Рабочие, интеллигенты, старички и женщины пристраиваются сзади четвертого взвода и стараются попасть в ногу с Алексюком, по-прежнему несущий малый флаг. Когда отдыхает оркестр, они затягивают «попа Сергея» или «Молодую гвардию», мы немедленно подбавляем к ним дискантов из наших запахов.
Хозяева встречают нас на улице, улыбаются, кивают, что-то кричат. Коммунары против таких вольностей в строю и ожидают знака:
— Товарищи коммунары, салют!
Сто пятьдесят рук с непередаваемой юношеской грацией взлетают над строем, но лица коммунаров серьезны — салют это не шутка. Тогда хозяева орут «ура» и бегут за нашей колонной в свой… [часть текста отсутствует] время. Думали, что общение со всей коммуной поможет заведующему стать добрее, да и сами отдыхающие возьмут его в работу. Вышло не совсем так, как ожидали: отдыхающие, правда, пристали к заведующему:
— Отдай медведей коммунарам, чего ты за них держишься?
Заведующий весьма дружелюбно выслушивал настойчивые домогательства коммунаров и своих подопечных, но медведей все-таки не отдал:
— Осенью приезжайте.
А в это время в нашем лагере уже появился Мишка — полугодовалый медвежонок очень симпатичного нрава и забавной наружности. Достался он коммунарам случайно. Стоял в Сочи какой-то приезжий пионерский отряд, и у них жил медвежонок, которого, по данным нашей разведки, они купили у охотников из Красной Поляны за пятьдесят рублей. Пионеры гордо отвергли наши предложения продать нам медведя за семьдесят рублей. Наши разведчики доставляли и другие сведения, которые в особенности усиливали наши устремления именно к этому Мишке. По словам разведчиков, пионеры Мишку плохо кормили и дразнили палками…
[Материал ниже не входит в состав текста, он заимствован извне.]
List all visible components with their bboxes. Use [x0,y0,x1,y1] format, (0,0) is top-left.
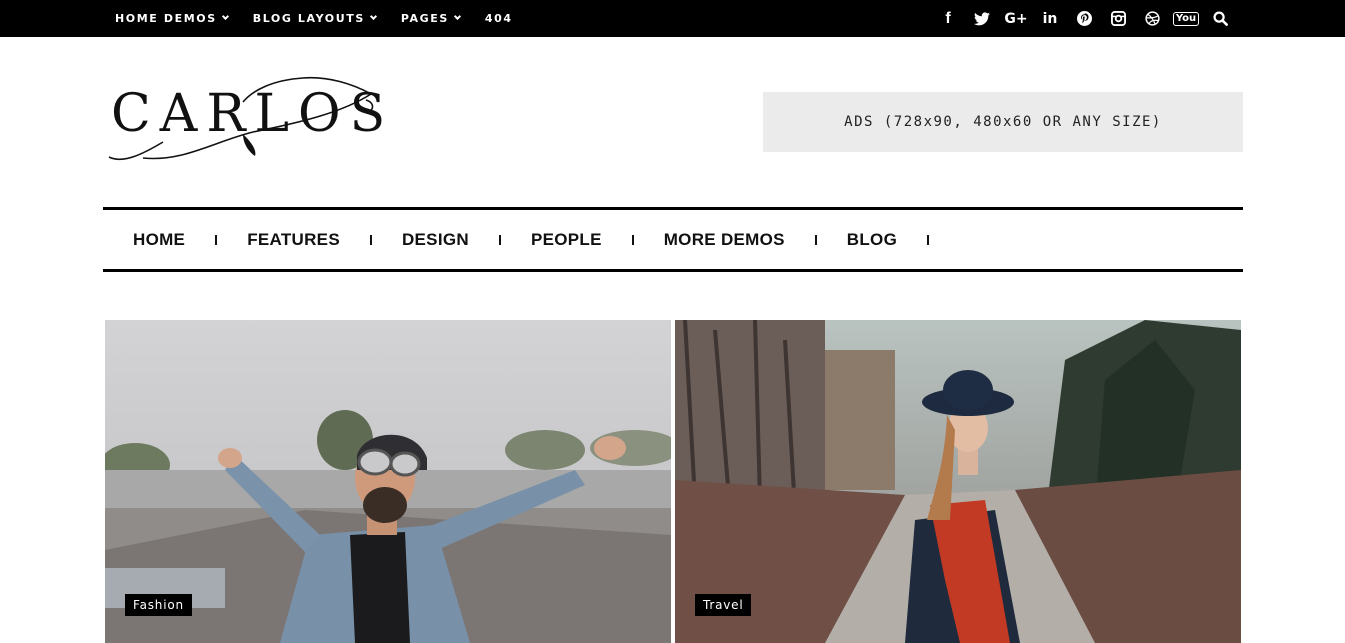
nav-separator [369,234,372,245]
nav-item-people[interactable]: PEOPLE [531,230,602,250]
featured-post-card[interactable]: Fashion [105,320,671,643]
top-menu-label: PAGES [400,12,449,25]
nav-item-design[interactable]: DESIGN [402,230,469,250]
top-menu-pages[interactable]: PAGES [400,12,461,25]
top-menu-label: 404 [484,12,513,25]
nav-item-blog[interactable]: BLOG [847,230,897,250]
pinterest-icon[interactable] [1067,0,1101,37]
top-menu-label: BLOG LAYOUTS [252,12,365,25]
top-bar: HOME DEMOS BLOG LAYOUTS PAGES 404 f G+ i… [0,0,1345,37]
post-image [675,320,1241,643]
chevron-down-icon [453,12,461,21]
ad-banner[interactable]: ADS (728x90, 480x60 OR ANY SIZE) [763,92,1243,152]
top-menu-home-demos[interactable]: HOME DEMOS [115,12,229,25]
search-icon[interactable] [1203,0,1237,37]
nav-separator [814,234,817,245]
facebook-glyph: f [945,9,951,27]
dribbble-icon[interactable] [1135,0,1169,37]
category-badge[interactable]: Fashion [125,594,192,616]
linkedin-glyph: in [1042,10,1058,27]
nav-separator [927,234,930,245]
main-nav: HOME FEATURES DESIGN PEOPLE MORE DEMOS B… [103,207,1243,272]
google-plus-glyph: G+ [1004,10,1028,27]
nav-separator [631,234,634,245]
nav-item-home[interactable]: HOME [133,230,185,250]
social-links: f G+ in You [931,0,1237,37]
ad-banner-label: ADS (728x90, 480x60 OR ANY SIZE) [844,114,1162,130]
chevron-down-icon [221,12,229,21]
site-logo[interactable]: CARLOS [103,72,385,167]
nav-item-more-demos[interactable]: MORE DEMOS [664,230,785,250]
logo-wordmark: CARLOS [111,84,395,144]
nav-separator [215,234,218,245]
featured-post-card[interactable]: Travel [675,320,1241,643]
category-badge[interactable]: Travel [695,594,752,616]
linkedin-icon[interactable]: in [1033,0,1067,37]
top-menu: HOME DEMOS BLOG LAYOUTS PAGES 404 [115,0,538,37]
top-menu-label: HOME DEMOS [115,12,217,25]
instagram-icon[interactable] [1101,0,1135,37]
twitter-icon[interactable] [965,0,999,37]
top-menu-404[interactable]: 404 [485,12,513,25]
chevron-down-icon [369,12,377,21]
youtube-icon[interactable]: You [1169,0,1203,37]
nav-item-features[interactable]: FEATURES [247,230,340,250]
facebook-icon[interactable]: f [931,0,965,37]
youtube-glyph: You [1172,11,1200,26]
google-plus-icon[interactable]: G+ [999,0,1033,37]
nav-separator [498,234,501,245]
top-menu-blog-layouts[interactable]: BLOG LAYOUTS [252,12,377,25]
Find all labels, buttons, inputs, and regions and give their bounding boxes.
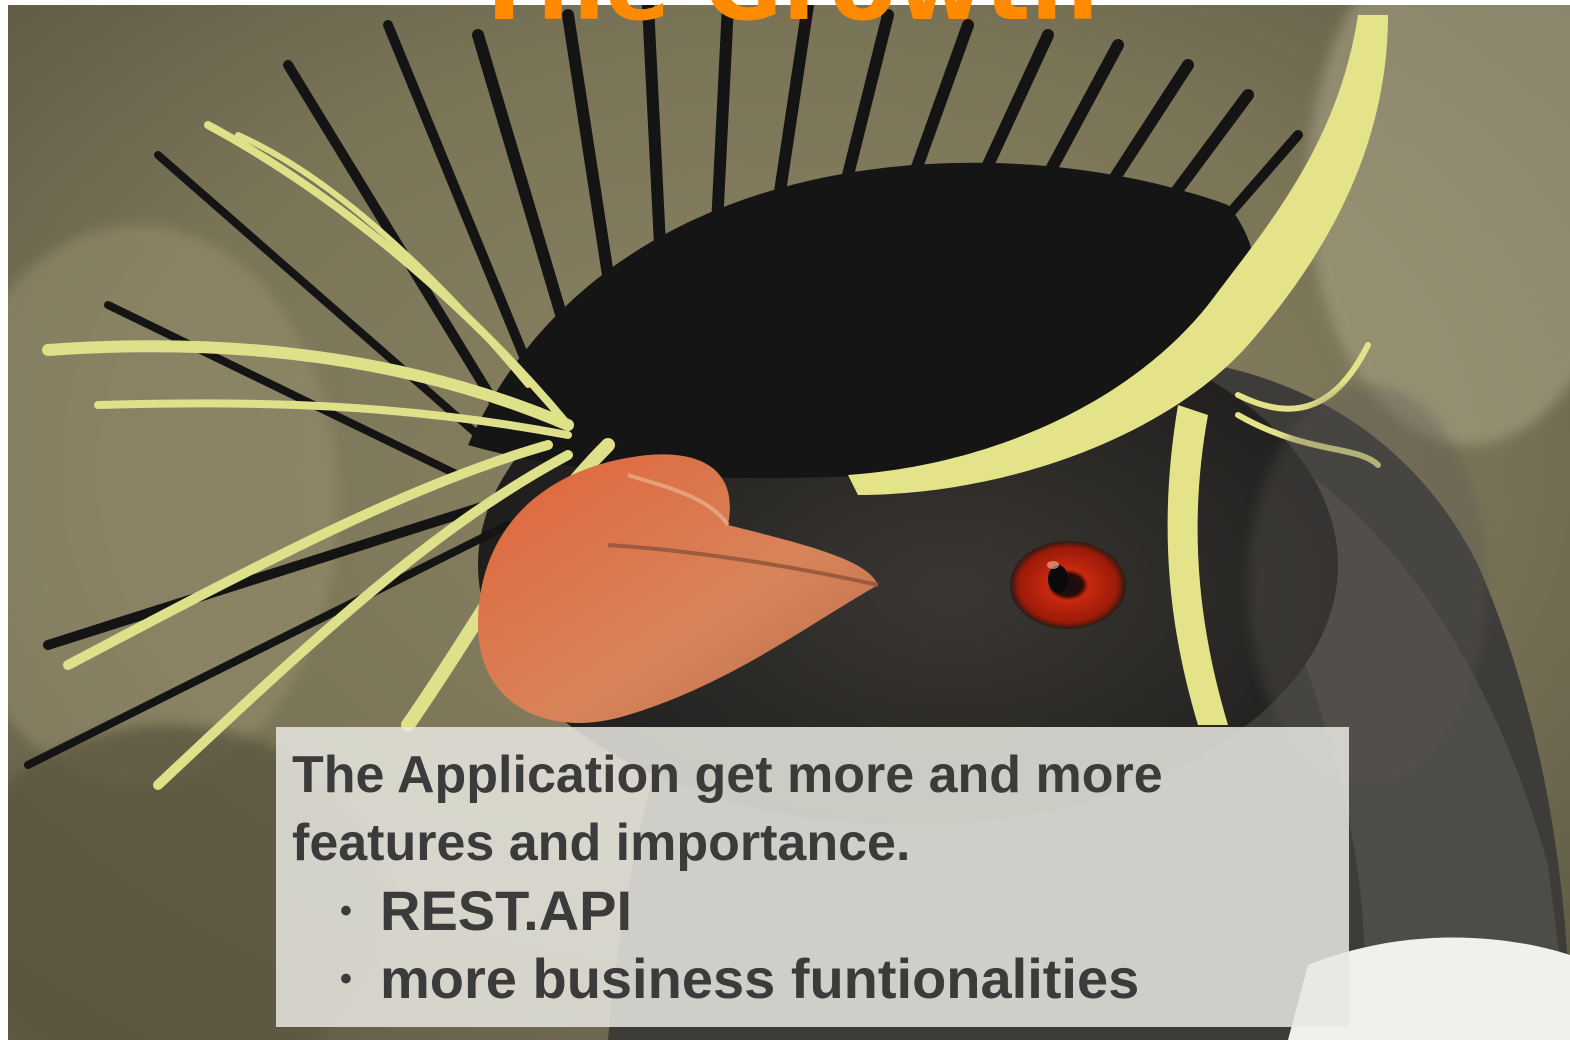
- content-text-box: The Application get more and more featur…: [276, 727, 1349, 1027]
- bullet-dot-icon: •: [340, 892, 352, 930]
- slide-title: The Growth: [0, 0, 1570, 34]
- bullet-text: REST.API: [380, 879, 633, 942]
- bullet-text: more business funtionalities: [380, 947, 1140, 1010]
- intro-paragraph: The Application get more and more featur…: [292, 746, 1163, 872]
- bullet-item: • more business funtionalities: [340, 945, 1333, 1013]
- slide: The Growth The Application get more and …: [0, 0, 1570, 1040]
- bullet-item: • REST.API: [340, 877, 1333, 945]
- bullet-list: • REST.API • more business funtionalitie…: [292, 877, 1333, 1013]
- bullet-dot-icon: •: [340, 960, 352, 998]
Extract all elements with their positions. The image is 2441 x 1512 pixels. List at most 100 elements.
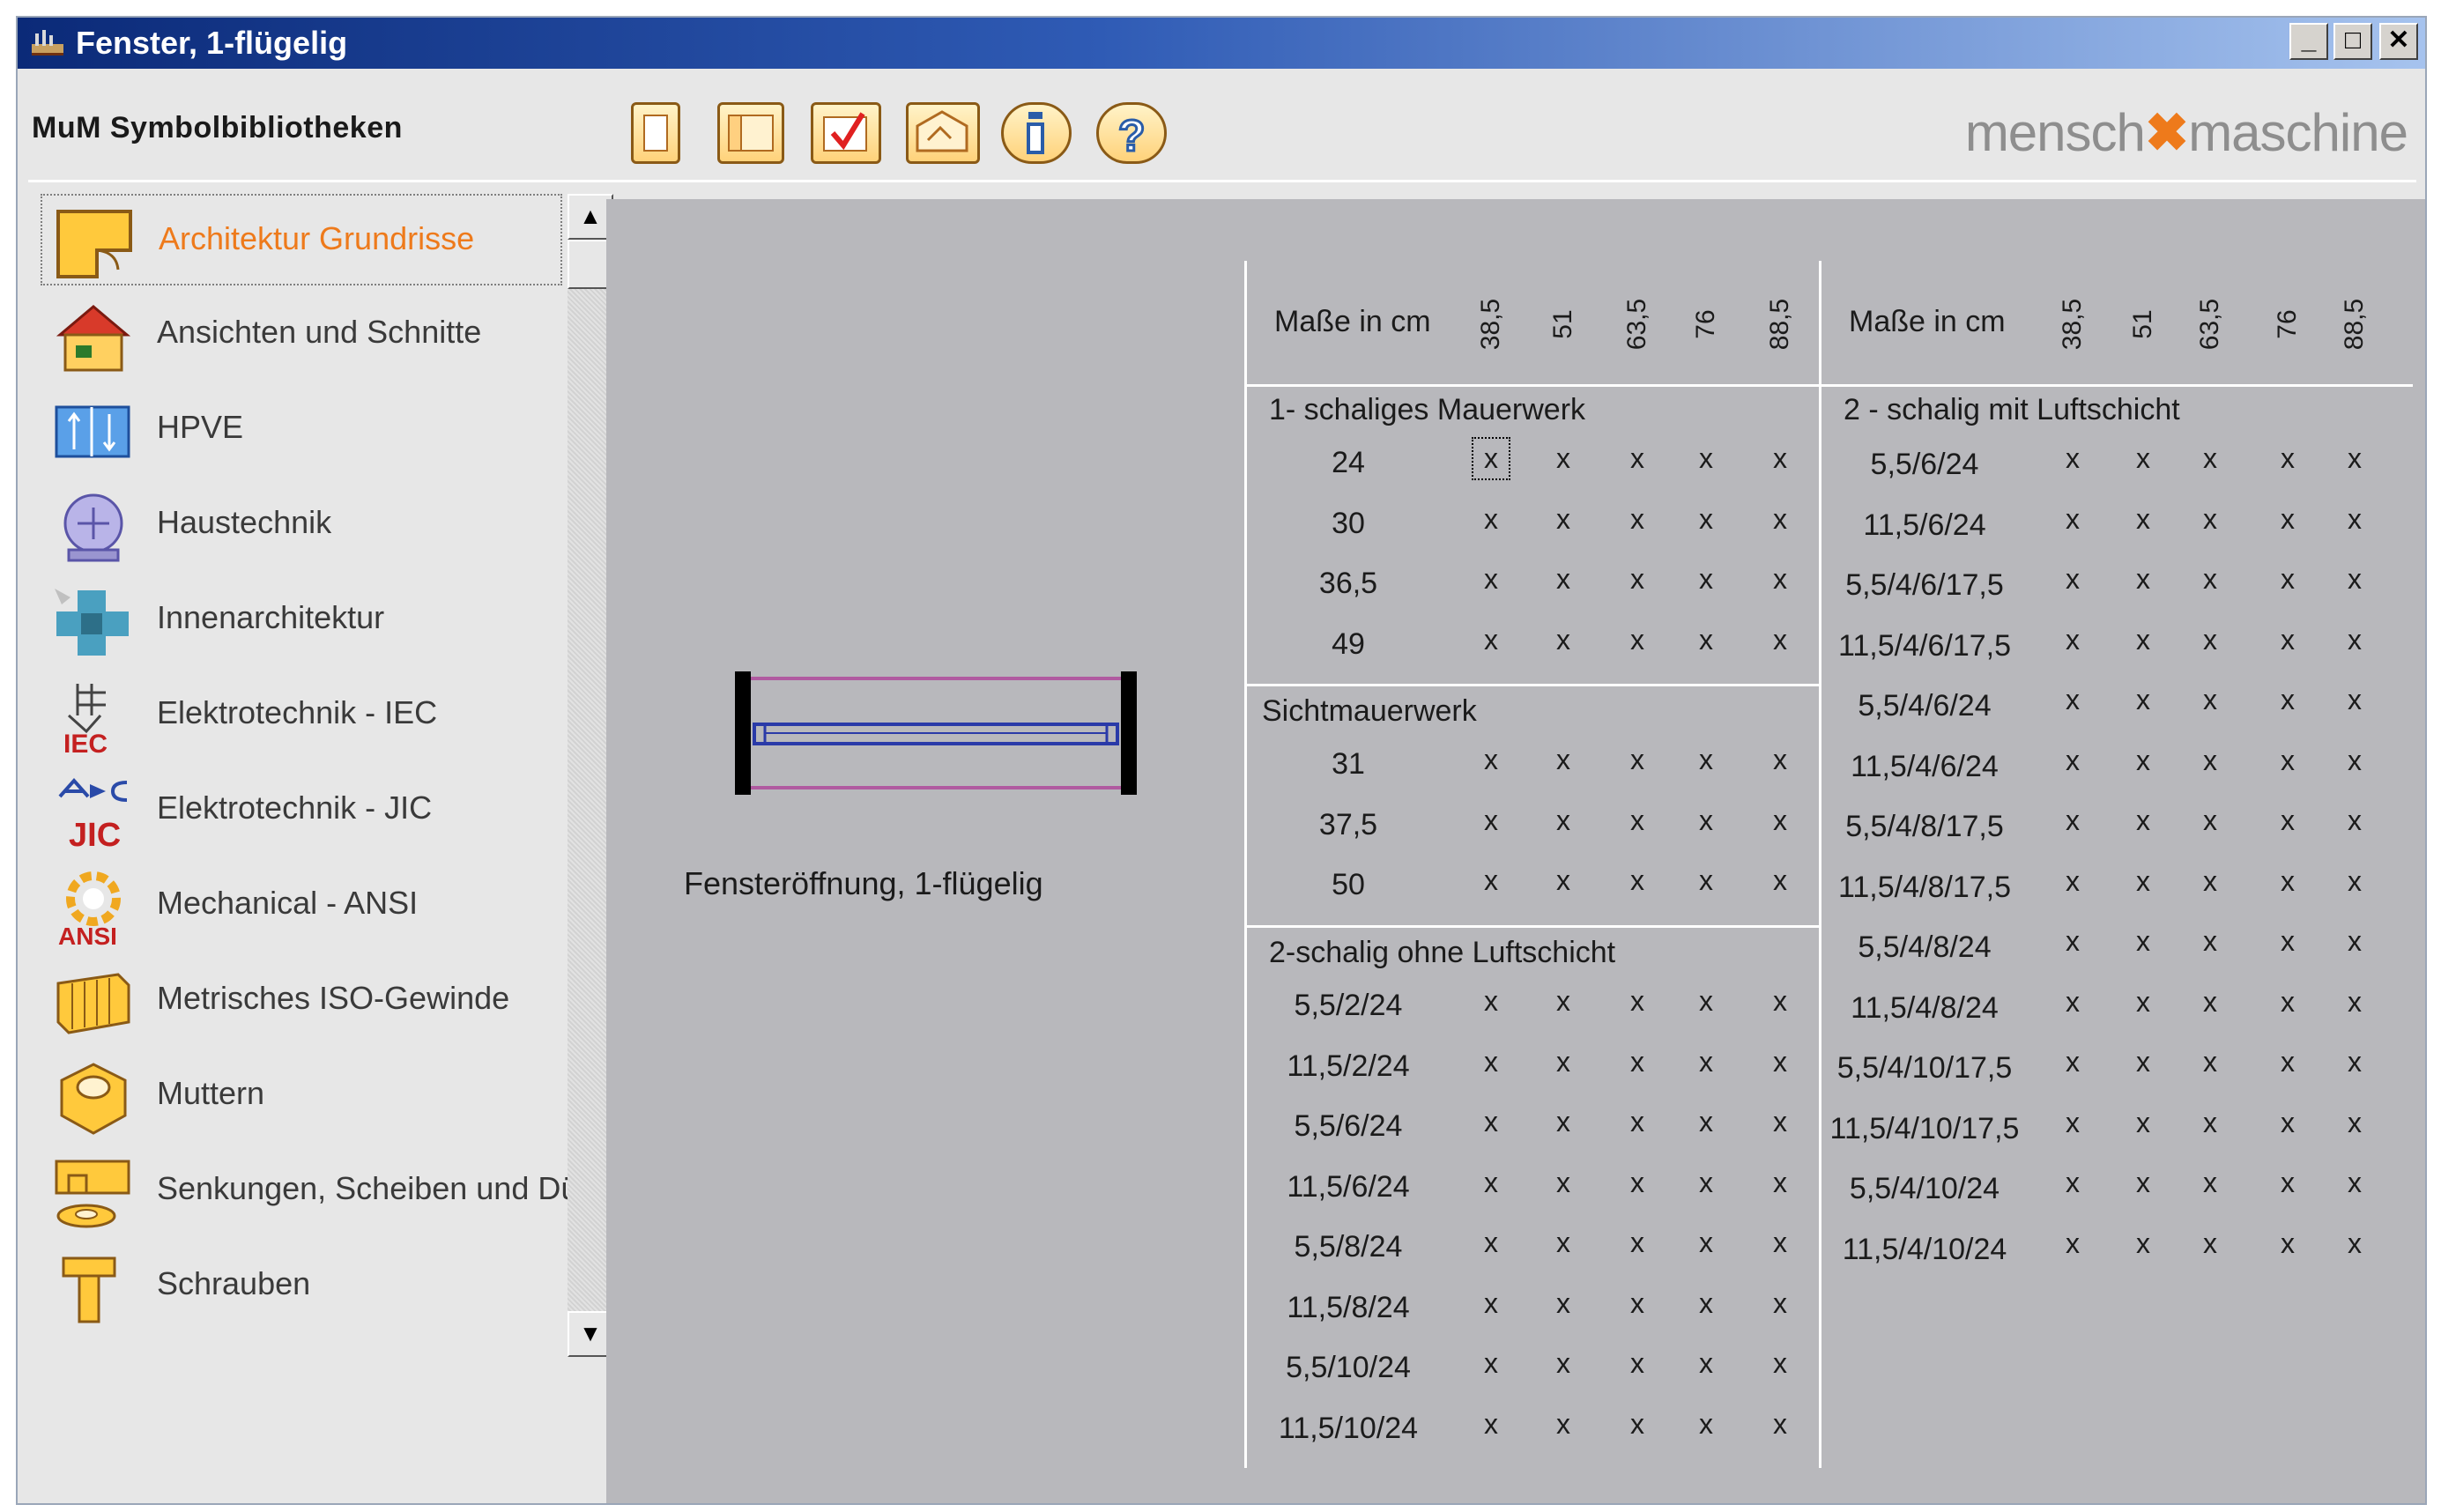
minimize-button[interactable]: _ — [2289, 23, 2328, 60]
variant-cell[interactable]: x — [2136, 804, 2150, 837]
variant-cell[interactable]: x — [1484, 1408, 1498, 1441]
variant-cell[interactable]: x — [1773, 1106, 1787, 1138]
library-item-architektur-grundrisse[interactable]: Architektur Grundrisse — [41, 194, 562, 285]
variant-cell[interactable]: x — [1630, 804, 1644, 837]
variant-cell[interactable]: x — [1630, 1408, 1644, 1441]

И вдруг мы узнали: пионерский лагерь снялся и уехал, а в момент их отъезда Мишка вырвался и удрал. Обнаружили Мишку в городском парке. Он чувствовал себя прекрасно, и ему не угрожала никакая опасность, потому что публика при встрече с Мишкой в панике разбегалась… Два дня коммунары охотились за Мишкой и все неудачно. Мишка взбирался на высокие сосны и оттуда смотреть на коммунаров с насмешкой. Кое-кто пробовал взбираться на дерево вслед за Мишкой, но это был прием безнадежный: силой Мишку с дерева не стащишь, а Мишка был достаточно силен, чтобы сбросить с дерева любого охотника.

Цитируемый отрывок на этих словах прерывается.